Une citation de :Mélanie Gore, directrice du Conseil des vins du Québec
Le plus beau legs
Dans le cas du Vignoble Sainte-Pétronille, Louis Denault affirme que la certification biologique est vraiment un choix personnel.
Notre maison, elle est ici, sur la terre. On vit sur la terre. C'est notre terre. Mes trois enfants sont totalement impliqués, mon gendre également, dit-il.
C'est leur terre, donc il faut en prendre soin. C'est le plus beau legs qu'on peut leur faire, une terre en santé.
S’il a pu bénéficier de divers programmes de soutien financier du ministère de l’Agriculture, des Pêcheries et de l’Alimentation du Québec (MAPAQ) pour effectuer sa transition biologique, ce choix amène néanmoins son lot de défis.
Par exemple, M. Denault raconte que cet été, son vignoble a été aux prises avec le phylloxéra, un insecte qui s’attaque aux feuilles des vignes.

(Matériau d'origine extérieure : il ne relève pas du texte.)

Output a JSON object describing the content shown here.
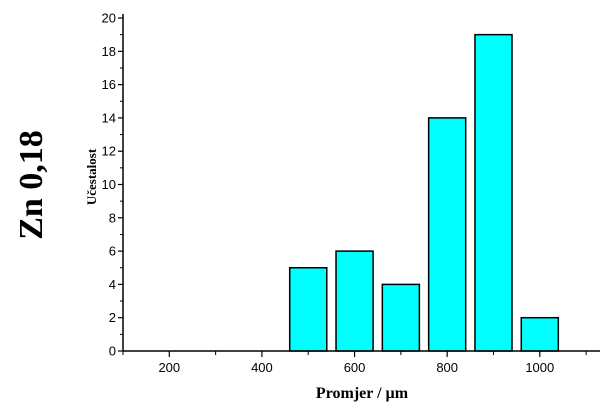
{
  "side_label": "Zn 0,18",
  "chart_data": {
    "type": "bar",
    "title": "",
    "xlabel": "Promjer / µm",
    "ylabel": "Učestalost",
    "x": [
      500,
      600,
      700,
      800,
      900,
      1000
    ],
    "values": [
      5,
      6,
      4,
      14,
      19,
      2
    ],
    "bin_width": 80,
    "xlim": [
      100,
      1130
    ],
    "ylim": [
      0,
      20
    ],
    "x_ticks": [
      200,
      400,
      600,
      800,
      1000
    ],
    "y_ticks": [
      0,
      2,
      4,
      6,
      8,
      10,
      12,
      14,
      16,
      18,
      20
    ],
    "bar_color": "#00ffff",
    "grid": false,
    "legend": "none"
  }
}
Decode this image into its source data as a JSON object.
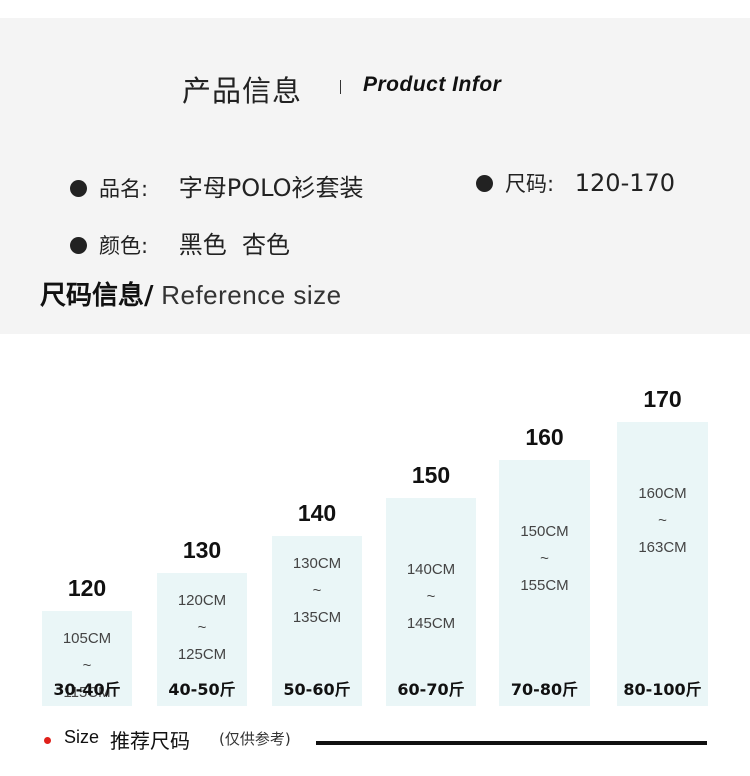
{
  "header": {
    "title_cn": "产品信息",
    "title_en": "Product Infor"
  },
  "info": {
    "name_label": "品名:",
    "name_value": "字母POLO衫套装",
    "size_label": "尺码:",
    "size_value": "120-170",
    "color_label": "颜色:",
    "color_value": "黑色  杏色"
  },
  "size_section": {
    "title_cn": "尺码信息/",
    "title_en": " Reference size"
  },
  "chart_data": {
    "type": "bar",
    "categories": [
      "120",
      "130",
      "140",
      "150",
      "160",
      "170"
    ],
    "height_ranges": [
      "105CM\n~\n115CM",
      "120CM\n~\n125CM",
      "130CM\n~\n135CM",
      "140CM\n~\n145CM",
      "150CM\n~\n155CM",
      "160CM\n~\n163CM"
    ],
    "weights": [
      "30-40斤",
      "40-50斤",
      "50-60斤",
      "60-70斤",
      "70-80斤",
      "80-100斤"
    ],
    "values": [
      120,
      130,
      140,
      150,
      160,
      170
    ],
    "ylim": [
      95,
      170
    ]
  },
  "legend": {
    "size": "Size",
    "cn": "推荐尺码",
    "note": "(仅供参考)",
    "dot_color": "#e0201a"
  }
}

J'ai fait presque huit applications d'une huile végétale cette année. Si j'étais du côté conventionnel, j'aurais pu employer un produit qu'avec une passe, j'aurais eu la paix. Là, malgré mes huit traitements, il y en a encore!, dit-il.
Des pratiques respectueuses
En tant que producteur biologique, M. Denault doit donc apprendre à se réinventer. Loin de juger ses confrères qui n’ont pas fait le même choix, il souligne que la plupart des vignerons d’ici ont des pratiques respectueuses de l’environnement.
Il y en a qui travaillent très bien et qui ne sont pas bio, assure-t-il.
Et sur ce point, la clientèle n’est pas dogmatique, selon Laurie Boisvert, copropriétaire d’une boutique qui vend des vins du terroir dans le quartier Saint-Roch, à Québec.
Oui, ses clients recherchent de plus en plus des produits biologiques. On a une clientèle ici qui est sensible à l'achat biologique, à l'achat local. Ils veulent savoir d'où vient ce qu'ils vont consommer.
Néanmoins, elle reconnaît que ce n’est pas un facteur décisif pour la majorité des personnes qui mettent les pieds dans son commerce.
Est-ce que ça peut faire que les gens ne vont pas acheter une bouteille de vin? Non, mais c'est un incitatif.
Une citation de :Laurie Boisvert, copropriétaire de William J. Walter
Quant à Louis Denault, dont les presses fonctionnent à plein régime pour extraire le précieux nectar de sa première récolte de raisins biologiques, il fait une promesse à ses fidèles clients.
Je vous assure, mes vins ne seront pas plus chers l'année prochaine parce qu'ils ont le logo bio!